Underlying yesterday’s post—underlying the decision to pursue audio or vision therapy, underlying the revelation that sensory processing might be what’s holding Martin back most these days—is an important stopover in this recovery journey. Four years ago, the mother who helped me launch our biomed journey cautioned me to be patient and not to throw the kitchen sink at autism. Work through the issues one by one, she advised. That sounded like sage advice, but how was I supposed to figure out where even to start? When Martin was diagnosed, it felt like everything was broken. Martin had no functional language. He couldn’t sleep without assistance. He ran in circles. Often he appeared not to perceive whether Adrian or I was present in the room. He bolted. He wandered off the edge of playground equipment without noticing till he hit the ground.

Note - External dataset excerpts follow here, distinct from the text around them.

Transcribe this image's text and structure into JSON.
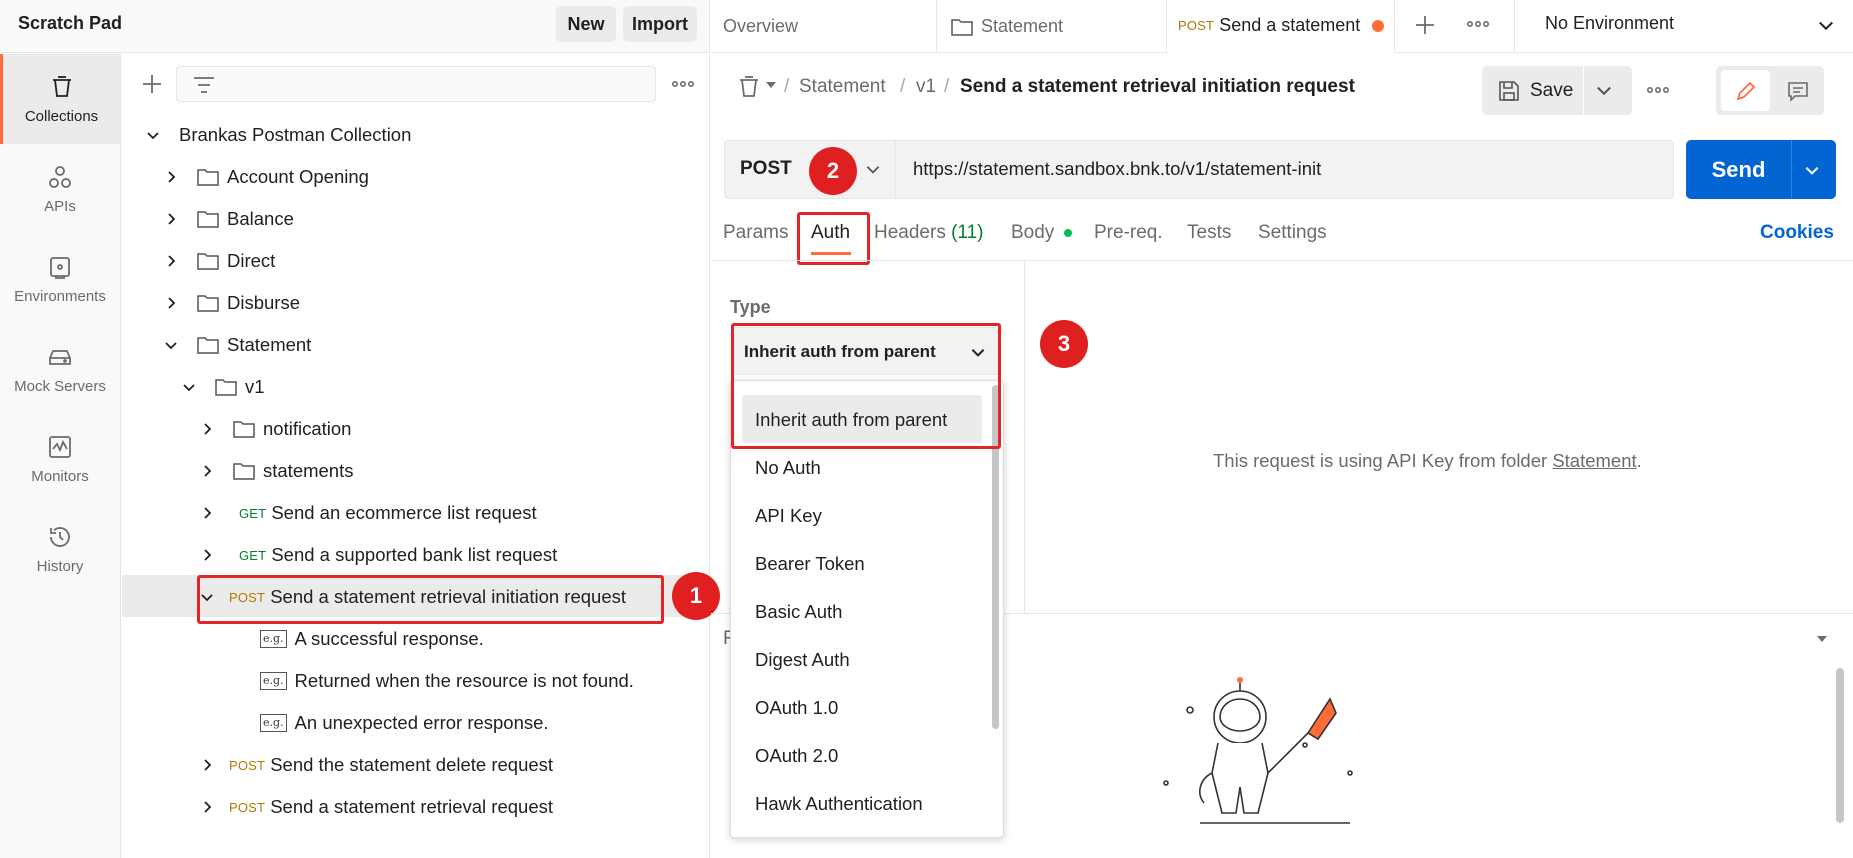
{
  "workspace": {
    "title": "Scratch Pad",
    "new_label": "New",
    "import_label": "Import"
  },
  "leftnav": [
    {
      "label": "Collections",
      "icon": "trash-can-icon"
    },
    {
      "label": "APIs",
      "icon": "apis-icon"
    },
    {
      "label": "Environments",
      "icon": "environments-icon"
    },
    {
      "label": "Mock Servers",
      "icon": "server-icon"
    },
    {
      "label": "Monitors",
      "icon": "monitor-icon"
    },
    {
      "label": "History",
      "icon": "history-icon"
    }
  ],
  "tree": {
    "collection": "Brankas Postman Collection",
    "folders": [
      "Account Opening",
      "Balance",
      "Direct",
      "Disburse",
      "Statement"
    ],
    "v1": "v1",
    "subfolders": [
      "notification",
      "statements"
    ],
    "requests": [
      {
        "method": "GET",
        "name": "Send an ecommerce list request"
      },
      {
        "method": "GET",
        "name": "Send a supported bank list request"
      },
      {
        "method": "POST",
        "name": "Send a statement retrieval initiation request"
      }
    ],
    "examples": [
      "A successful response.",
      "Returned when the resource is not found.",
      "An unexpected error response."
    ],
    "examples_tag": "e.g.",
    "more_requests": [
      {
        "method": "POST",
        "name": "Send the statement delete request"
      },
      {
        "method": "POST",
        "name": "Send a statement retrieval request"
      }
    ]
  },
  "annotations": [
    "1",
    "2",
    "3"
  ],
  "tabs": {
    "overview": "Overview",
    "statement": "Statement",
    "active_method": "POST",
    "active_name": "Send a statement",
    "environment": "No Environment"
  },
  "breadcrumb": {
    "parts": [
      "Statement",
      "v1"
    ],
    "separator": "/",
    "current": "Send a statement retrieval initiation request"
  },
  "save_label": "Save",
  "request": {
    "method": "POST",
    "url": "https://statement.sandbox.bnk.to/v1/statement-init",
    "send_label": "Send"
  },
  "request_tabs": {
    "params": "Params",
    "auth": "Auth",
    "headers": "Headers",
    "headers_count": "(11)",
    "body": "Body",
    "prereq": "Pre-req.",
    "tests": "Tests",
    "settings": "Settings",
    "cookies": "Cookies"
  },
  "auth": {
    "type_label": "Type",
    "selected": "Inherit auth from parent",
    "options": [
      "Inherit auth from parent",
      "No Auth",
      "API Key",
      "Bearer Token",
      "Basic Auth",
      "Digest Auth",
      "OAuth 1.0",
      "OAuth 2.0",
      "Hawk Authentication"
    ],
    "info_prefix": "This request is using API Key from folder ",
    "info_link": "Statement",
    "info_suffix": "."
  },
  "response_label_partial": "R",
  "colors": {
    "accent": "#ff6c37",
    "send_blue": "#0265d2",
    "annotation_red": "#e3252a",
    "post": "#ad7a03",
    "get": "#007f31"
  }
}
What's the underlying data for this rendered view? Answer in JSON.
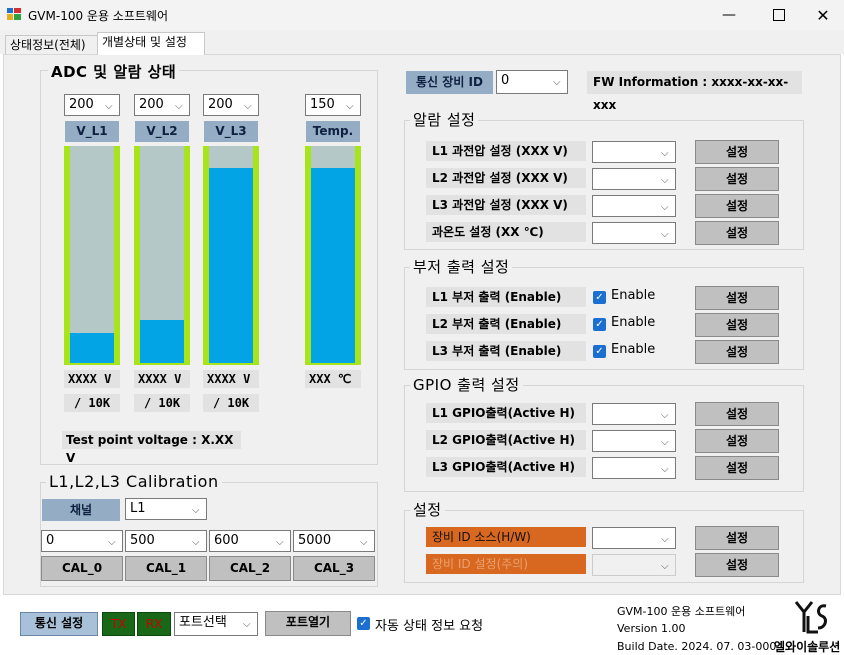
{
  "window": {
    "title": "GVM-100 운용 소프트웨어"
  },
  "tabs": [
    {
      "label": "상태정보(전체)"
    },
    {
      "label": "개별상태 및 설정"
    }
  ],
  "adc": {
    "title": "ADC 및 알람 상태",
    "channels": [
      {
        "select": "200",
        "label": "V_L1",
        "value": "XXXX V",
        "sub": "/ 10K",
        "level": 0.14
      },
      {
        "select": "200",
        "label": "V_L2",
        "value": "XXXX V",
        "sub": "/ 10K",
        "level": 0.2
      },
      {
        "select": "200",
        "label": "V_L3",
        "value": "XXXX V",
        "sub": "/ 10K",
        "level": 0.9
      }
    ],
    "temp": {
      "select": "150",
      "label": "Temp.",
      "value": "XXX ℃",
      "level": 0.9
    },
    "test_point": "Test point voltage : X.XX V"
  },
  "calibration": {
    "title": "L1,L2,L3 Calibration",
    "channel_label": "채널",
    "channel_value": "L1",
    "values": [
      "0",
      "500",
      "600",
      "5000"
    ],
    "buttons": [
      "CAL_0",
      "CAL_1",
      "CAL_2",
      "CAL_3"
    ]
  },
  "comm": {
    "id_label": "통신 장비 ID",
    "id_value": "0",
    "fw_info": "FW Information : xxxx-xx-xx-xxx"
  },
  "alarm": {
    "title": "알람 설정",
    "rows": [
      {
        "label": "L1 과전압 설정 (XXX V)"
      },
      {
        "label": "L2 과전압 설정 (XXX V)"
      },
      {
        "label": "L3 과전압 설정 (XXX V)"
      },
      {
        "label": "과온도 설정 (XX ℃)"
      }
    ]
  },
  "buzzer": {
    "title": "부저 출력 설정",
    "rows": [
      {
        "label": "L1 부저 출력 (Enable)",
        "check": "Enable"
      },
      {
        "label": "L2 부저 출력 (Enable)",
        "check": "Enable"
      },
      {
        "label": "L3 부저 출력 (Enable)",
        "check": "Enable"
      }
    ]
  },
  "gpio": {
    "title": "GPIO 출력 설정",
    "rows": [
      {
        "label": "L1 GPIO출력(Active H)"
      },
      {
        "label": "L2 GPIO출력(Active H)"
      },
      {
        "label": "L3 GPIO출력(Active H)"
      }
    ]
  },
  "settings": {
    "title": "설정",
    "rows": [
      {
        "label": "장비 ID 소스(H/W)"
      },
      {
        "label": "장비 ID 설정(주의)"
      }
    ]
  },
  "set_label": "설정",
  "footer": {
    "comm_settings": "통신 설정",
    "tx": "TX",
    "rx": "RX",
    "port_select": "포트선택",
    "port_open": "포트열기",
    "auto_request": "자동 상태 정보 요청",
    "app_name": "GVM-100 운용 소프트웨어",
    "version": "Version 1.00",
    "build_date": "Build Date. 2024. 07. 03-000",
    "company": "엘와이솔루션"
  },
  "colors": {
    "bar_border": "#a8e41a",
    "bar_fill": "#03a4e6",
    "bar_empty": "#b4c8c8",
    "chip": "#94acc4",
    "orange": "#d86820"
  }
}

For a long time, I did throw the kitchen sink at autism. I had that desperation peculiar to (1) the parents of the newly diagnosed and (2) the parents who can’t seem to find anything that improves the autism symptoms. I wanted to do everything and do it now. I thought we had two years to beat autism, three at most. The urgency was overwhelming.
Those times are over. Martin has improved enough that I no longer think, “Where should I even start?” That has been replaced with, “Eye contact is pretty good. Language is really coming along. He sleeps. He’s connected to me and Adrian, and he looks forward to seeing his friends. Handwriting and fine-motor skills are improving. But the attending—that needs work. Action plan!”
We are nowhere near the end of this journey. No matter. What a difference between where we were and where we are.